With our new Chaos Panda testing tool, internal New Relic teams can configure GraphQL in pre-production testing to do things like add latency to its responses or cause certain fields to fail at a specific failure rate. It’s as simple as running a GraphQL mutation (a basic GraphQL query type that can modify and fetch data).

Here’s an example of a chaosStart mutation that kicks off a chaos session for the entitySearch and accounts fields and slows responses down by 5,000 ms:

mutation {

  chaosStart(configuration: {

    fieldErrors: [

      {name: "entitySearch", probability: 1.0},

      {name: "accounts", probability: 0.70}

    ],

    latency: 5000

    }

  )

}

In this case, we’ve configured the entitySearch field with a probability of 1.0, so that field will return errors from GraphQL 100% of the time; we’ve given the accounts field a probably of 0.70, so it will return errors 70% of the time. We’ve also configured latency at 5,000 ms, so the GraphQL query response will be delayed 5,000 ms.

Here’s the response with Chaos Panda running:

{

  "data":  {

    "currentUser": {

      "accounts": null,

      "entitySearch": null

    }

  },

  "errors": [

    {

      "locations": [

        {

          "column": 0,

          "line": 6

        }

      ],

      "message": "Chaos Panda strikes again: \"accounts\" failed to resolve.",

      "path":  [

        "currentUser",

        "accounts"

      ]

    },

    {

      "locations": [

        {

          "column": 0,

          "line": 3

        }

      ],

      "message": "Chaos Panda strikes again: \"entitySearch\" failed to resolve.",

      "path": [

        "currentUser",

        "entitySearch"

      ]

    }

 ],

...

A mutation is scoped to the user who issues the request, so other users will not be affected. Any additional chaosStart mutations will overwrite the currently active chaos configuration for that user. Testing automatically expires after one hour, and order is restored.

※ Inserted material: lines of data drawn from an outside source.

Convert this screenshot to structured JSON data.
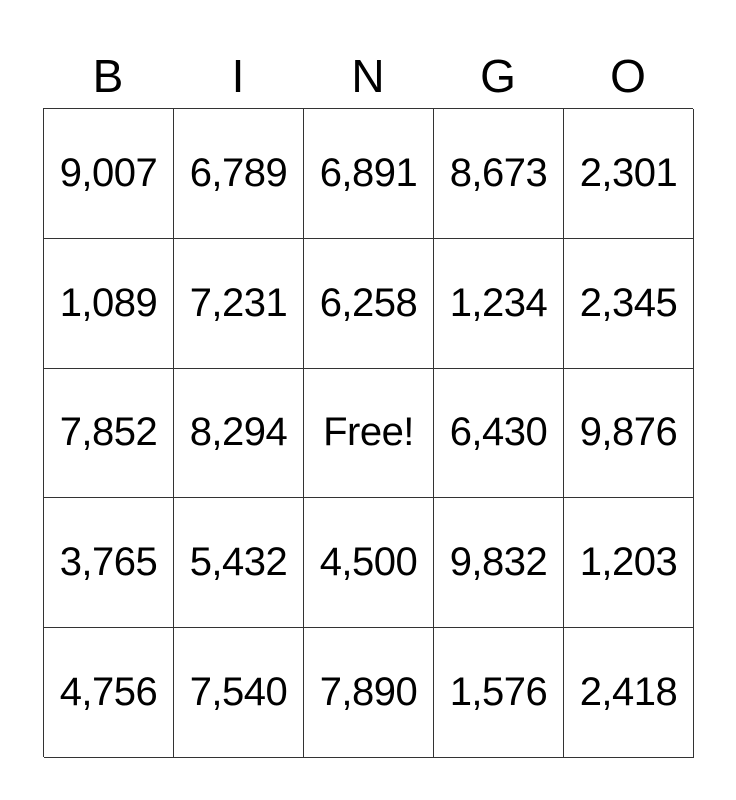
{
  "header": [
    "B",
    "I",
    "N",
    "G",
    "O"
  ],
  "rows": [
    [
      "9,007",
      "6,789",
      "6,891",
      "8,673",
      "2,301"
    ],
    [
      "1,089",
      "7,231",
      "6,258",
      "1,234",
      "2,345"
    ],
    [
      "7,852",
      "8,294",
      "Free!",
      "6,430",
      "9,876"
    ],
    [
      "3,765",
      "5,432",
      "4,500",
      "9,832",
      "1,203"
    ],
    [
      "4,756",
      "7,540",
      "7,890",
      "1,576",
      "2,418"
    ]
  ]
}
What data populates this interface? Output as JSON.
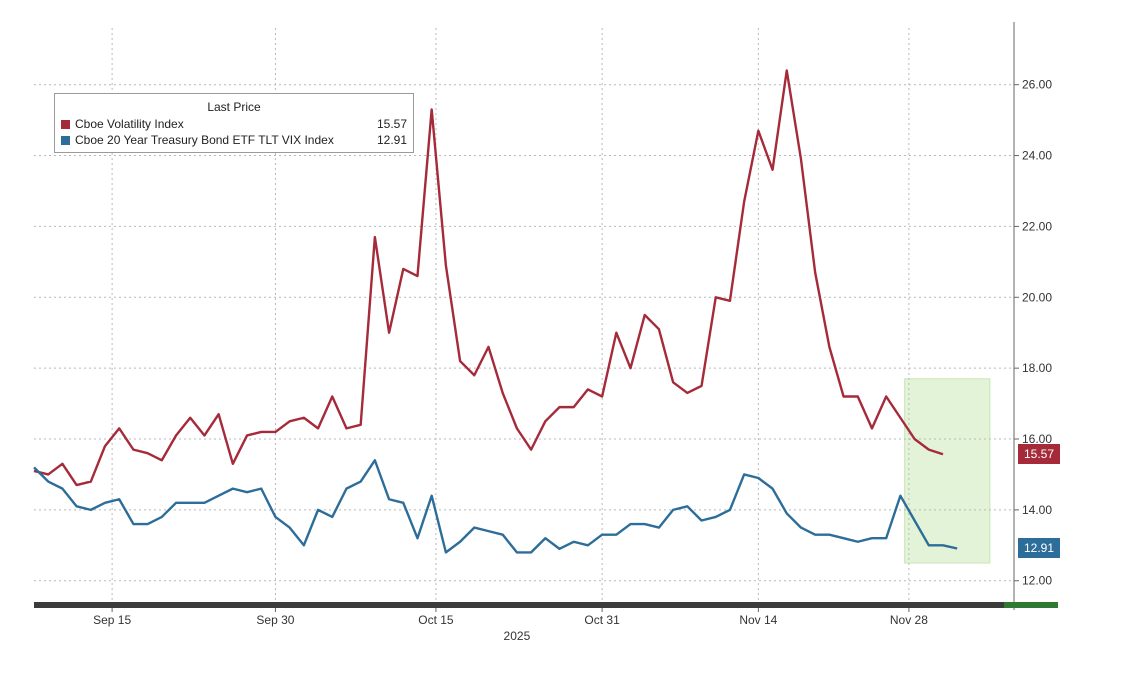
{
  "chart_data": {
    "type": "line",
    "xlabel": "2025",
    "ylabel": "",
    "ylim": [
      11.4,
      27.6
    ],
    "xlim": [
      0,
      69
    ],
    "x_ticks": [
      {
        "label": "Sep 15",
        "x": 5.5
      },
      {
        "label": "Sep 30",
        "x": 17
      },
      {
        "label": "Oct 15",
        "x": 28.3
      },
      {
        "label": "Oct 31",
        "x": 40
      },
      {
        "label": "Nov 14",
        "x": 51
      },
      {
        "label": "Nov 28",
        "x": 61.6
      }
    ],
    "y_ticks": [
      12.0,
      14.0,
      16.0,
      18.0,
      20.0,
      22.0,
      24.0,
      26.0
    ],
    "y_tick_labels": [
      "12.00",
      "14.00",
      "16.00",
      "18.00",
      "20.00",
      "22.00",
      "24.00",
      "26.00"
    ],
    "legend": {
      "title": "Last Price",
      "placement": "top-left"
    },
    "highlight": {
      "x_range": [
        61.3,
        67.3
      ],
      "y_range": [
        12.5,
        17.7
      ],
      "color": "#e2f3d8"
    },
    "grid": true,
    "series": [
      {
        "name": "Cboe Volatility Index",
        "last": "15.57",
        "color": "#a52a3a",
        "values": [
          15.1,
          15.0,
          15.3,
          14.7,
          14.8,
          15.8,
          16.3,
          15.7,
          15.6,
          15.4,
          16.1,
          16.6,
          16.1,
          16.7,
          15.3,
          16.1,
          16.2,
          16.2,
          16.5,
          16.6,
          16.3,
          17.2,
          16.3,
          16.4,
          21.7,
          19.0,
          20.8,
          20.6,
          25.3,
          20.9,
          18.2,
          17.8,
          18.6,
          17.3,
          16.3,
          15.7,
          16.5,
          16.9,
          16.9,
          17.4,
          17.2,
          19.0,
          18.0,
          19.5,
          19.1,
          17.6,
          17.3,
          17.5,
          20.0,
          19.9,
          22.7,
          24.7,
          23.6,
          26.4,
          23.9,
          20.7,
          18.6,
          17.2,
          17.2,
          16.3,
          17.2,
          16.6,
          16.0,
          15.7,
          15.57
        ]
      },
      {
        "name": "Cboe 20 Year Treasury Bond ETF TLT VIX Index",
        "last": "12.91",
        "color": "#2d6d9a",
        "values": [
          15.2,
          14.8,
          14.6,
          14.1,
          14.0,
          14.2,
          14.3,
          13.6,
          13.6,
          13.8,
          14.2,
          14.2,
          14.2,
          14.4,
          14.6,
          14.5,
          14.6,
          13.8,
          13.5,
          13.0,
          14.0,
          13.8,
          14.6,
          14.8,
          15.4,
          14.3,
          14.2,
          13.2,
          14.4,
          12.8,
          13.1,
          13.5,
          13.4,
          13.3,
          12.8,
          12.8,
          13.2,
          12.9,
          13.1,
          13.0,
          13.3,
          13.3,
          13.6,
          13.6,
          13.5,
          14.0,
          14.1,
          13.7,
          13.8,
          14.0,
          15.0,
          14.9,
          14.6,
          13.9,
          13.5,
          13.3,
          13.3,
          13.2,
          13.1,
          13.2,
          13.2,
          14.4,
          13.7,
          13.0,
          13.0,
          12.91
        ]
      }
    ]
  }
}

To manually disable a test, though, users can run the simple chaosStop mutation:

Mutation {

    chaosStop

}

Here’s how it looks in action:

Early days in our (chaotic) journey

GraphQL dramatically reduces the overhead of working with New Relic data. The current iteration of Chaos Panda very much represents the start of our journey using the GraphQL API for chaos engineering. By building the API first, we’re making our developers' lives as easy as possible, and that applies to all aspects of the development process—from development to efficiency and resiliency testing.